EDIT: I did and search and found a great post on it here
Typically I use ISO 200 - F8 and whatever shutter speed is indicated
at night you can go 30s or bulb mode and keep it open for up to 5min
if lightning strikes while the shutter i open - Bingo
otherwise try again.
obviously this is assuming the use of a very sturdy tripod
in day time you are limited by when your photo will overexpose by the ambient light. then F22 will iso 100 , will give you a longer shutter speed. but even then you will be lucky to get 2sec shutter speeds.
to try and wait ofr lightning and th click away does not always work. I am quite surprised to see the shot you have there.
PS - one of my own
ISO 200 - F22 - 30s Canon EOS 30 (film body)

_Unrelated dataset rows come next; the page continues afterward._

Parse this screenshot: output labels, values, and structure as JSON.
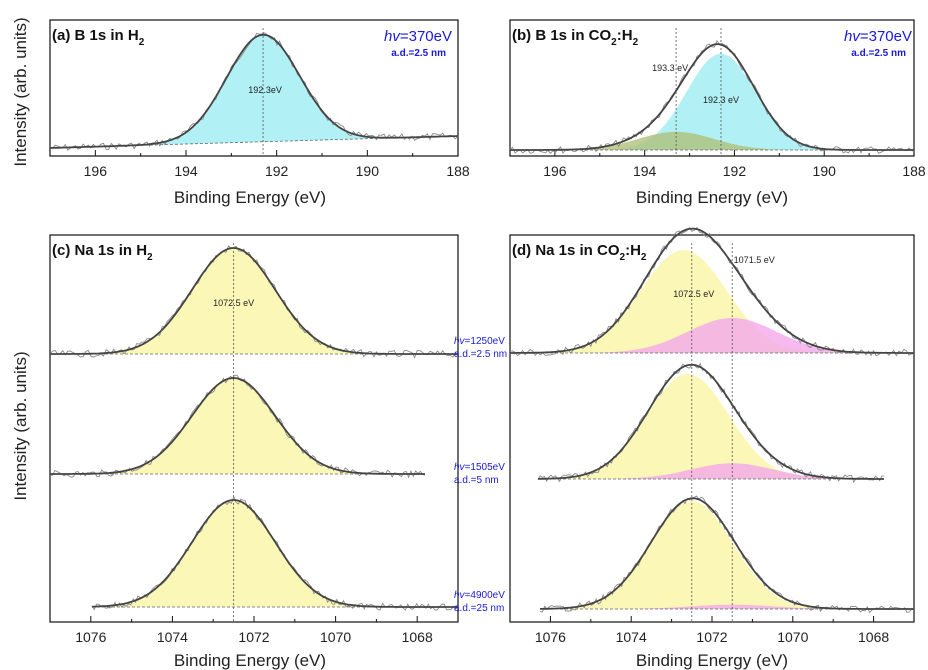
{
  "figure": {
    "ylabel": "Intensity  (arb. units)",
    "xlabel": "Binding Energy (eV)",
    "hv_label": "hv",
    "colors": {
      "frame": "#111111",
      "raw": "#8a8a8a",
      "fit": "#444444",
      "cyan_fill": "#a8eef4",
      "olive_fill": "#b0c07a",
      "yellow_fill": "#fbf6ae",
      "magenta_fill": "#f4a8ec",
      "annotation_blue": "#1a1ad6"
    }
  },
  "panels": {
    "a": {
      "title_plain": "(a) B 1s in H",
      "title_sub": "2",
      "title_rest": "",
      "hv_value": "=370eV",
      "ad": "a.d.=2.5 nm",
      "peak_labels": [
        "192.3eV"
      ]
    },
    "b": {
      "title_plain": "(b) B 1s in CO",
      "title_sub": "2",
      "title_rest": ":H",
      "title_sub2": "2",
      "hv_value": "=370eV",
      "ad": "a.d.=2.5 nm",
      "peak_labels": [
        "193.3 eV",
        "192.3 eV"
      ]
    },
    "c": {
      "title_plain": "(c) Na 1s in H",
      "title_sub": "2",
      "title_rest": "",
      "peak_labels": [
        "1072.5 eV"
      ]
    },
    "d": {
      "title_plain": "(d) Na 1s in CO",
      "title_sub": "2",
      "title_rest": ":H",
      "title_sub2": "2",
      "peak_labels": [
        "1072.5 eV",
        "1071.5 eV"
      ]
    }
  },
  "middle_annotations": [
    {
      "hv": "=1250eV",
      "ad": "a.d.=2.5 nm"
    },
    {
      "hv": "=1505eV",
      "ad": "a.d.=5 nm"
    },
    {
      "hv": "=4900eV",
      "ad": "a.d.=25 nm"
    }
  ],
  "chart_data": [
    {
      "id": "a",
      "type": "area",
      "title": "(a) B 1s in H2",
      "xlabel": "Binding Energy (eV)",
      "ylabel": "Intensity  (arb. units)",
      "xlim": [
        197,
        188
      ],
      "x_reversed": true,
      "xticks": [
        196,
        194,
        192,
        190,
        188
      ],
      "grid": false,
      "series": [
        {
          "center": 192.3,
          "fwhm": 1.9,
          "height": 1.0
        }
      ],
      "peak_markers": [
        192.3
      ]
    },
    {
      "id": "b",
      "type": "area",
      "title": "(b) B 1s in CO2:H2",
      "xlabel": "Binding Energy (eV)",
      "ylabel": "Intensity  (arb. units)",
      "xlim": [
        197,
        188
      ],
      "x_reversed": true,
      "xticks": [
        196,
        194,
        192,
        190,
        188
      ],
      "grid": false,
      "series": [
        {
          "center": 192.3,
          "fwhm": 1.8,
          "height": 0.9
        },
        {
          "center": 193.3,
          "fwhm": 2.0,
          "height": 0.17
        }
      ],
      "peak_markers": [
        193.3,
        192.3
      ]
    },
    {
      "id": "c",
      "type": "area",
      "title": "(c) Na 1s in H2",
      "xlabel": "Binding Energy (eV)",
      "ylabel": "Intensity  (arb. units)",
      "xlim": [
        1077,
        1067
      ],
      "x_reversed": true,
      "xticks": [
        1076,
        1074,
        1072,
        1070,
        1068
      ],
      "grid": false,
      "spectra": [
        {
          "label": "hv=1250eV, a.d.=2.5 nm",
          "components": [
            {
              "center": 1072.5,
              "fwhm": 2.4,
              "height": 1.0
            }
          ]
        },
        {
          "label": "hv=1505eV, a.d.=5 nm",
          "components": [
            {
              "center": 1072.5,
              "fwhm": 2.4,
              "height": 1.0
            }
          ]
        },
        {
          "label": "hv=4900eV, a.d.=25 nm",
          "components": [
            {
              "center": 1072.5,
              "fwhm": 2.4,
              "height": 1.0
            }
          ]
        }
      ],
      "peak_markers": [
        1072.5
      ]
    },
    {
      "id": "d",
      "type": "area",
      "title": "(d) Na 1s in CO2:H2",
      "xlabel": "Binding Energy (eV)",
      "ylabel": "Intensity  (arb. units)",
      "xlim": [
        1077,
        1067
      ],
      "x_reversed": true,
      "xticks": [
        1076,
        1074,
        1072,
        1070,
        1068
      ],
      "grid": false,
      "spectra": [
        {
          "label": "hv=1250eV, a.d.=2.5 nm",
          "components": [
            {
              "center": 1072.7,
              "fwhm": 2.5,
              "height": 1.0
            },
            {
              "center": 1071.5,
              "fwhm": 2.6,
              "height": 0.34
            }
          ]
        },
        {
          "label": "hv=1505eV, a.d.=5 nm",
          "components": [
            {
              "center": 1072.6,
              "fwhm": 2.4,
              "height": 1.0
            },
            {
              "center": 1071.5,
              "fwhm": 2.4,
              "height": 0.15
            }
          ]
        },
        {
          "label": "hv=4900eV, a.d.=25 nm",
          "components": [
            {
              "center": 1072.5,
              "fwhm": 2.4,
              "height": 1.0
            },
            {
              "center": 1071.5,
              "fwhm": 2.4,
              "height": 0.04
            }
          ]
        }
      ],
      "peak_markers": [
        1072.5,
        1071.5
      ]
    }
  ]
}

OOooo...that pretty cool. This was only my second attempt, in total darkness. I have some during the day with the settings that you say that will work. However, during the night, using those settings, I have had some major problems with over exposure. But nonetheless...very good tips and I will be sure to give them a try.
Glad you like the pic.
Bear in mind , I'm shooting film. Not sure how a DSLR will react to the setup as I described it. Maybe some of the other DSLR users can comment on that.
I am now living in an area that has very few lightning spells per year so I can't play as often as I used too.
Do you play with star trials ??? , wonder how DSLR will cope with that ??
I think its not a bad start. I agree that maybe there should be something to show the eyes what scale the lightning was at and also give some sense of the surroundings. You got the right idea, but I do agree low ISO and wide open shutter is the way to be. Look forward to more from ya.